Kwok filed his fee objection nineteen days after entry of the final fee order. Liberally construing his objection, we treat it as a motion under Civil Rule 60(b), made applicable in bankruptcy cases by Rule 9024, challenging the final award of fees and costs to Danning Gill. Captain Blythers, Inc. v. Thompson (In re Captain Blythers, Inc.), 311 B.R. 530, 539 (9th Cir. BAP 2004) (citing Alexander v. Bleau (In re Negrete), 183 B.R. 195, 197 (9th Cir. BAP 1995), aff'd, 103 F.3d 139 (9th Cir. 1996)), aff'd, 182 Fed.Appx. 708 (9th Cir. 2006). We have jurisdiction under 28 U.S.C. § 158, and the appropriate standard of review is abuse of discretion. In re Negrete, 183 B.R. at 197-98.
Kwok was represented by counsel but filed the objection on his own.

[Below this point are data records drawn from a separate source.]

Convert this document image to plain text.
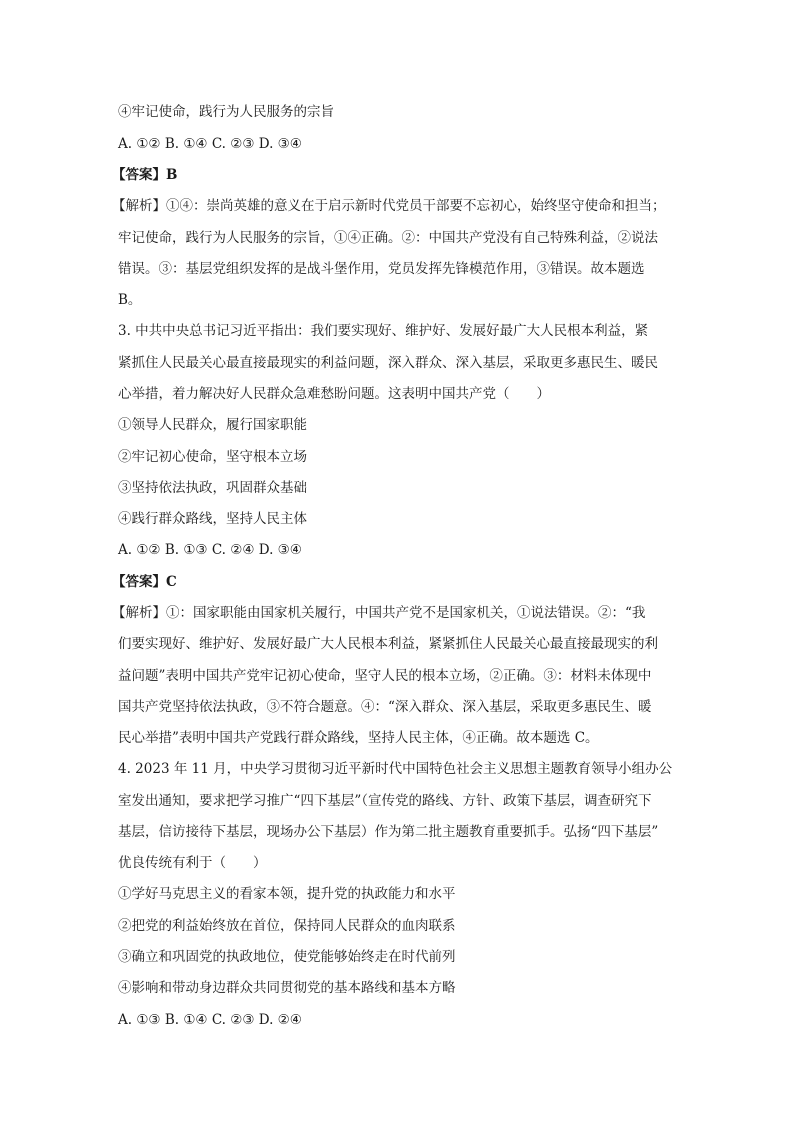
④牢记使命，践行为人民服务的宗旨
A. ①② B. ①④ C. ②③ D. ③④
【答案】B
【解析】①④：崇尚英雄的意义在于启示新时代党员干部要不忘初心，始终坚守使命和担当；
牢记使命，践行为人民服务的宗旨，①④正确。②：中国共产党没有自己特殊利益，②说法
错误。③：基层党组织发挥的是战斗堡作用，党员发挥先锋模范作用，③错误。故本题选
B。
3. 中共中央总书记习近平指出：我们要实现好、维护好、发展好最广大人民根本利益，紧
紧抓住人民最关心最直接最现实的利益问题，深入群众、深入基层，采取更多惠民生、暖民
心举措，着力解决好人民群众急难愁盼问题。这表明中国共产党（　　）
①领导人民群众，履行国家职能
②牢记初心使命，坚守根本立场
③坚持依法执政，巩固群众基础
④践行群众路线，坚持人民主体
A. ①② B. ①③ C. ②④ D. ③④
【答案】C
【解析】①：国家职能由国家机关履行，中国共产党不是国家机关，①说法错误。②：“我
们要实现好、维护好、发展好最广大人民根本利益，紧紧抓住人民最关心最直接最现实的利
益问题”表明中国共产党牢记初心使命，坚守人民的根本立场，②正确。③：材料未体现中
国共产党坚持依法执政，③不符合题意。④：“深入群众、深入基层，采取更多惠民生、暖
民心举措”表明中国共产党践行群众路线，坚持人民主体，④正确。故本题选 C。
4. 2023 年 11 月，中央学习贯彻习近平新时代中国特色社会主义思想主题教育领导小组办公
室发出通知，要求把学习推广“四下基层”（宣传党的路线、方针、政策下基层，调查研究下
基层，信访接待下基层，现场办公下基层）作为第二批主题教育重要抓手。弘扬“四下基层”
优良传统有利于（　　）
①学好马克思主义的看家本领，提升党的执政能力和水平
②把党的利益始终放在首位，保持同人民群众的血肉联系
③确立和巩固党的执政地位，使党能够始终走在时代前列
④影响和带动身边群众共同贯彻党的基本路线和基本方略
A. ①③ B. ①④ C. ②③ D. ②④
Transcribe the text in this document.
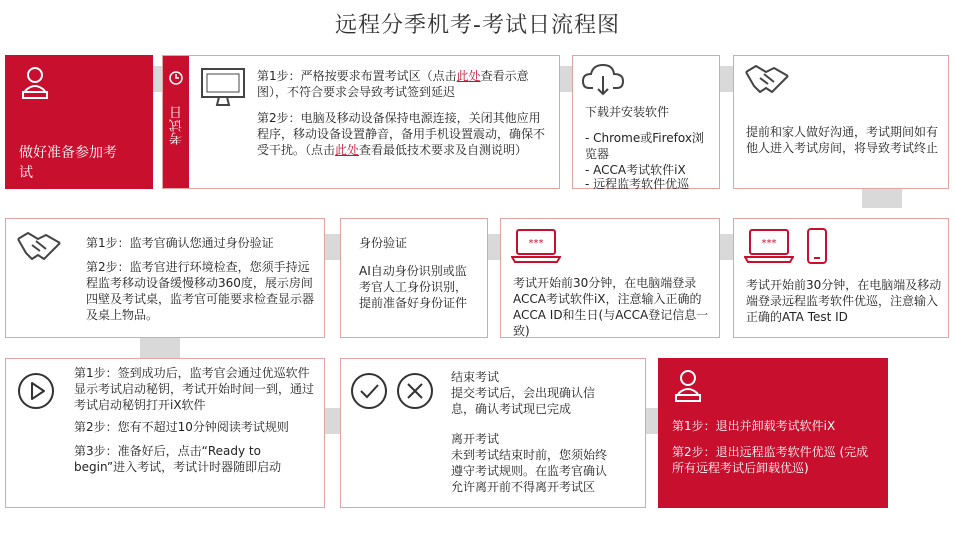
远程分季机考-考试日流程图
做好准备参加考试
考试日
第1步：严格按要求布置考试区（点击此处查看示意图），不符合要求会导致考试签到延迟
第2步：电脑及移动设备保持电源连接，关闭其他应用程序，移动设备设置静音，备用手机设置震动，确保不受干扰。（点击此处查看最低技术要求及自测说明）
下载并安装软件
- Chrome或Firefox浏览器
- ACCA考试软件iX
- 远程监考软件优巡
提前和家人做好沟通，考试期间如有他人进入考试房间，将导致考试终止
第1步：监考官确认您通过身份验证
第2步：监考官进行环境检查，您须手持远程监考移动设备缓慢移动360度，展示房间四壁及考试桌，监考官可能要求检查显示器及桌上物品。
身份验证
AI自动身份识别或监考官人工身份识别，提前准备好身份证件
***
考试开始前30分钟，在电脑端登录ACCA考试软件iX，注意输入正确的ACCA ID和生日(与ACCA登记信息一致)
***
考试开始前30分钟，在电脑端及移动端登录远程监考软件优巡，注意输入正确的ATA Test ID
第1步：签到成功后，监考官会通过优巡软件显示考试启动秘钥，考试开始时间一到，通过考试启动秘钥打开iX软件
第2步：您有不超过10分钟阅读考试规则
第3步：准备好后，点击“Ready to begin”进入考试，考试计时器随即启动
结束考试
提交考试后，会出现确认信息，确认考试现已完成
离开考试
未到考试结束时前，您须始终遵守考试规则。在监考官确认允许离开前不得离开考试区
第1步：退出并卸载考试软件iX
第2步：退出远程监考软件优巡 (完成所有远程考试后卸载优巡)
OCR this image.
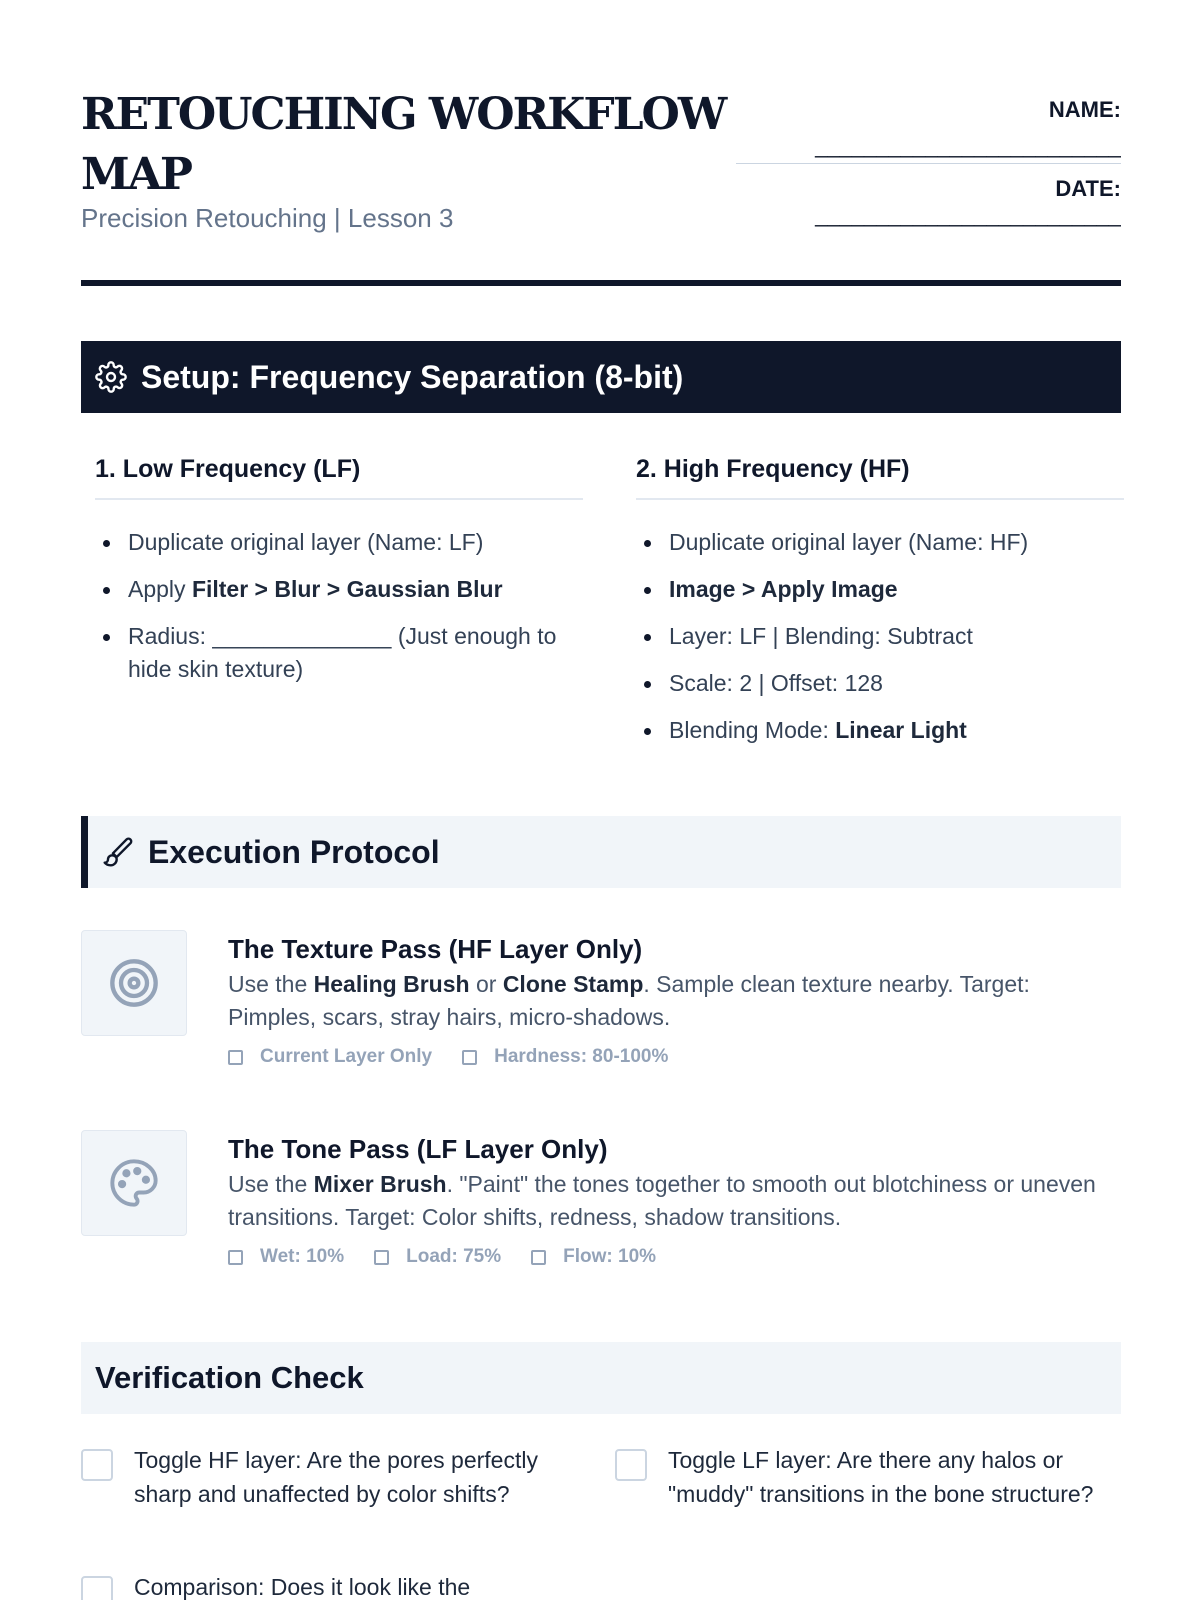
RETOUCHING WORKFLOW MAP
Precision Retouching | Lesson 3
NAME:
_________________________
DATE:
_________________________
Setup: Frequency Separation (8-bit)
1. Low Frequency (LF)
Duplicate original layer (Name: LF)
Apply Filter > Blur > Gaussian Blur
Radius: ______________ (Just enough to hide skin texture)
2. High Frequency (HF)
Duplicate original layer (Name: HF)
Image > Apply Image
Layer: LF | Blending: Subtract
Scale: 2 | Offset: 128
Blending Mode: Linear Light
Execution Protocol
The Texture Pass (HF Layer Only)
Use the Healing Brush or Clone Stamp. Sample clean texture nearby. Target: Pimples, scars, stray hairs, micro-shadows.
Current Layer Only	Hardness: 80-100%
The Tone Pass (LF Layer Only)
Use the Mixer Brush. "Paint" the tones together to smooth out blotchiness or uneven transitions. Target: Color shifts, redness, shadow transitions.
Wet: 10%	Load: 75%	Flow: 10%
Verification Check
Toggle HF layer: Are the pores perfectly sharp and unaffected by color shifts?
Toggle LF layer: Are there any halos or "muddy" transitions in the bone structure?
Comparison: Does it look like the
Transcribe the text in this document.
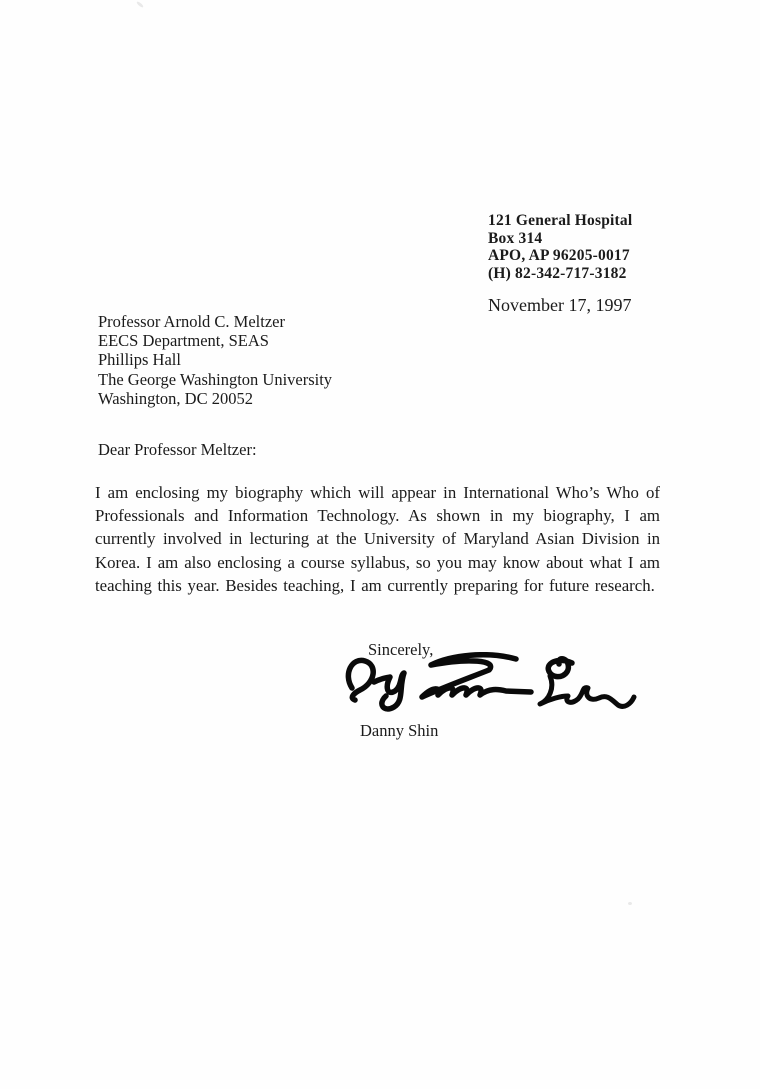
121 General Hospital
Box 314
APO, AP 96205-0017
(H) 82-342-717-3182
November 17, 1997
Professor Arnold C. Meltzer
EECS Department, SEAS
Phillips Hall
The George Washington University
Washington, DC 20052
Dear Professor Meltzer:

I am enclosing my biography which will appear in International Who’s Who of Professionals and Information Technology. As shown in my biography, I am currently involved in lecturing at the University of Maryland Asian Division in Korea. I am also enclosing a course syllabus, so you may know about what I am teaching this year. Besides teaching, I am currently preparing for future research.

Sincerely,
Danny Shin
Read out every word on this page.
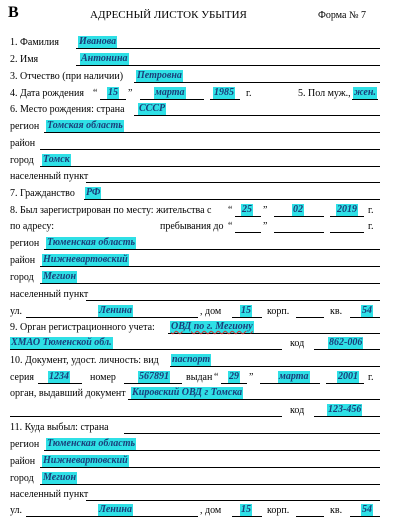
В	АДРЕСНЫЙ ЛИСТОК УБЫТИЯ	Форма № 7
1. Фамилия Иванова
2. Имя	Антонина
3. Отчество (при наличии) Петровна
4. Дата рождения “ 15 ” марта	1985 г.	5. Пол муж., жен.
6. Место рождения: страна СССР
регион Томская область
район
город Томск
населенный пункт
7. Гражданство РФ
8. Был зарегистрирован по месту: жительства с “ 25 ”	02	2019 г.
по адресу:	пребывания до “	”	г.
регион Тюменская область
район Нижневартовский
город Мегион
населенный пункт
ул.	Ленина	, дом 15 корп.	кв. 54
9. Орган регистрационного учета: ОВД по г. Мегиону
ХМАО Тюменской обл.	код 862-006
10. Документ, удост. личность: вид паспорт
серия 1234 номер 567891 выдан “ 29 ”	марта	2001 г.
орган, выдавший документ Кировский ОВД г Томска
код 123-456
11. Куда выбыл: страна
регион Тюменская область
район Нижневартовский
город Мегион
населенный пункт
ул.	Ленина	, дом 15 корп.	кв. 54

Civil Rule 60(b) consists of six numbered paragraphs, five of which set forth specific grounds for granting relief from a final judgment or order:
(1) mistake, inadvertence, surprise, or excusable neglect;
(2) newly discovered evidence that, with reasonable diligence, could not have been discovered in time to move for a new trial under [Civil] Rule 59(b);
(3) fraud (whether previously called intrinsic or extrinsic), misrepresentation, or misconduct by an opposing party;
(4) the judgment is void; [or]
(5) the judgment has been satisfied, released, or discharged; it is based on an earlier judgment that has been reversed or vacated; or
applying it prospectively is no longer equitable . . . .
Kwok neither alleged nor established any of these grounds.
Civil Rule 60(b)(6) is a catchall provision, which authorizes the bankruptcy court to grant relief for "any other reason that justifies relief." But relief under Civil Rule 60(b)(6) only is appropriate when the movant demonstrates "exceptional or extraordinary circumstances[.]" In re Negrete, 183 B.R. at 197; see also United States v. Alpine Land & Reservoir Co., 984 F.2d 1047, 1049 (9th Cir. 1993) (stating that relief under Civil Rule 60(b)(6) "is available only where extraordinary circumstances prevented a litigant from seeking earlier, more timely relief."). Kwok neither alleged nor established such circumstances.
Accordingly, we AFFIRM.
[*] This disposition is not appropriate for publication. Although it may be cited for whatever persuasive value it may have, see Fed. R. App. P. 32.1, it has no precedential value, see 9th Cir. BAP Rule 8024-1.